Миня с заговорщическим видом подмигнул мне, и я понял, что он все уже знает, а расспрашивает Уинстона специально для меня, незаметно подбрасывая ему свои, словно бы вполне невинные вопросы, которые Уинстон ловит, как голодный окунь крючок с наживкой.

— Что ж ты решил, Уинстон? — с хорошо имитированным сочувствием спросил Миня.

— «Война делается не в штабе, а на передовой…» — Уинстон снял фуражку, внимательно посмотрел в нее, потом вытащил из кармана плаща носовой платок и начал старательно вытирать мокрую от пота дерматиновую подкладку околыша. — Афоризмами бросается… Испугал! Я и на передовой добуду, что мне нужно.

— Когда собираешься?

Не глядя на Миню и продолжая изучать что-то внутри своей фуражки, Уинстон кратко бросил:

— Сейчас.

Я давно уже знал, как труден корреспондентский хлеб, особенно когда не имеешь опыта блужданий по частям, не знаешь подхода к военным начальникам, у каждого из которых свои привычки и свой характер.

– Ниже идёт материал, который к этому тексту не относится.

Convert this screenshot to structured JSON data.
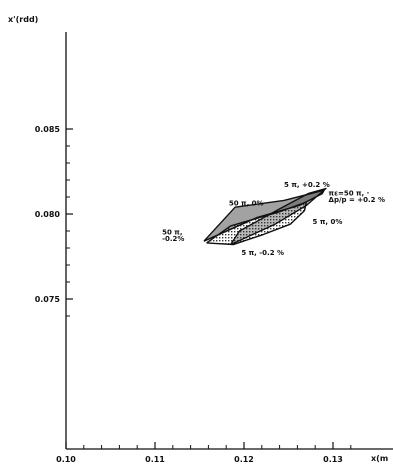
{
  "chart_data": {
    "type": "line",
    "title": "",
    "xlabel": "x(m",
    "ylabel": "x'(rdd)",
    "xlim": [
      0.1,
      0.133
    ],
    "ylim": [
      0.0732,
      0.0855
    ],
    "x_ticks": [
      0.1,
      0.11,
      0.12,
      0.13
    ],
    "x_tick_labels": [
      "0.10",
      "0.11",
      "0.12",
      "0.13"
    ],
    "y_ticks": [
      0.075,
      0.08,
      0.085
    ],
    "y_tick_labels": [
      "0.075",
      "0.080",
      "0.085"
    ],
    "grid": false,
    "series": [
      {
        "points": [
          {
            "x": 0.1155,
            "y": 0.0784
          },
          {
            "x": 0.1215,
            "y": 0.0798
          },
          {
            "x": 0.1262,
            "y": 0.0805
          },
          {
            "x": 0.1288,
            "y": 0.0812
          },
          {
            "x": 0.129,
            "y": 0.0814
          },
          {
            "x": 0.1245,
            "y": 0.0808
          },
          {
            "x": 0.119,
            "y": 0.0804
          },
          {
            "x": 0.1155,
            "y": 0.0784
          }
        ]
      },
      {
        "points": [
          {
            "x": 0.1158,
            "y": 0.0783
          },
          {
            "x": 0.1188,
            "y": 0.0782
          },
          {
            "x": 0.1222,
            "y": 0.0788
          },
          {
            "x": 0.1252,
            "y": 0.0794
          },
          {
            "x": 0.1268,
            "y": 0.0802
          },
          {
            "x": 0.127,
            "y": 0.0807
          },
          {
            "x": 0.1238,
            "y": 0.0801
          },
          {
            "x": 0.1185,
            "y": 0.0793
          },
          {
            "x": 0.1158,
            "y": 0.0783
          }
        ]
      },
      {
        "points": [
          {
            "x": 0.1185,
            "y": 0.0782
          },
          {
            "x": 0.1235,
            "y": 0.0794
          },
          {
            "x": 0.127,
            "y": 0.0805
          },
          {
            "x": 0.1292,
            "y": 0.0815
          },
          {
            "x": 0.1272,
            "y": 0.0812
          },
          {
            "x": 0.124,
            "y": 0.0803
          },
          {
            "x": 0.1195,
            "y": 0.079
          },
          {
            "x": 0.1185,
            "y": 0.0782
          }
        ]
      }
    ],
    "annotations": [
      {
        "text": "5 π, +0.2 %",
        "x": 0.1245,
        "y": 0.0816
      },
      {
        "text": "πε=50 π, ·",
        "x": 0.1295,
        "y": 0.0811
      },
      {
        "text": "Δp/p = +0.2 %",
        "x": 0.1295,
        "y": 0.0807
      },
      {
        "text": "50 π, 0%",
        "x": 0.1183,
        "y": 0.0805
      },
      {
        "text": "5 π, 0%",
        "x": 0.1277,
        "y": 0.0794
      },
      {
        "text": "50 π,",
        "x": 0.1108,
        "y": 0.0788
      },
      {
        "text": "-0.2%",
        "x": 0.1108,
        "y": 0.0784
      },
      {
        "text": "5 π, -0.2 %",
        "x": 0.1197,
        "y": 0.0776
      }
    ]
  }
}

— Давайте поедем вместо в дивизию Лаптева, — предложил я Уинстону.

— А что мы там будем делать вдвоем?

С ним трудно было договориться, но я попробовал все-таки доказать ему, что дивизия такое большое хозяйство, где хватит работы и для пяти и для десяти корреспондентов.

— Можете не учить меня, — буркнул Уинстон.

Мне оставалось только замолчать.

Уинстон решительно надвинул на голову фуражку, спрятал в карман платок и, не попрощавшись с нами, вышел из хаты.

Миня вздохнул и углубился в свою работу. Разыскав в своем фотохозяйстве длинный кусок шпагата, он протянул его из угла в угол и деревянными зажимами для белья начал прикреплять к нему промытую пленку. Вдруг он бросил зажимы на стол и выбежал из избы. Я услышал его голос со двора.

— Уинстон, не будь дурнем! — кричал Миня. — Лучше было б вам вдвоем… Или подожди до завтра, поедешь со мною!

Ответа не было слышно. Миня вернулся в избу и опять взялся за свои пленки.

— Даже не оглянулся. Плохо, когда человек дурак. Еще попадет в какую-нибудь беду. Он же впервые на фронте.

Я тоже начал собираться в дорогу. Мне обязательно надо было закончить очерк о разведчике Иване Перегуде.

9

Снаряды летели через окоп, перекрытый тонкими кривыми бревнами, и разрывались с грохотом и звоном между деревьями опушки. Слышно было, как с треском и хрустом, словно выворачивались суставы у очень большого и очень терпеливого существа, падали убитые наповал осины и березы, прощально прошумев молодой листвой. Меж бревен, что перекрывали окоп, на голову и плечи Варваре сыпалась земля, мелкая сухая пыль, перемешанная с какими-то корешками. Из лесу отвечали наши батареи, гудение снарядов перекрещивалось над окопом, и во время такого скрещивания дрожание воздуха нарастало то на высокой, то на очень низкой ноте и исчерпывалось звуком далекого или близкого взрыва, в зависимости от того, где и чей снаряд разрывался: немецкий на опушке или наш за рекою, в садах села, из которого немцы вели обстрел наших позиций.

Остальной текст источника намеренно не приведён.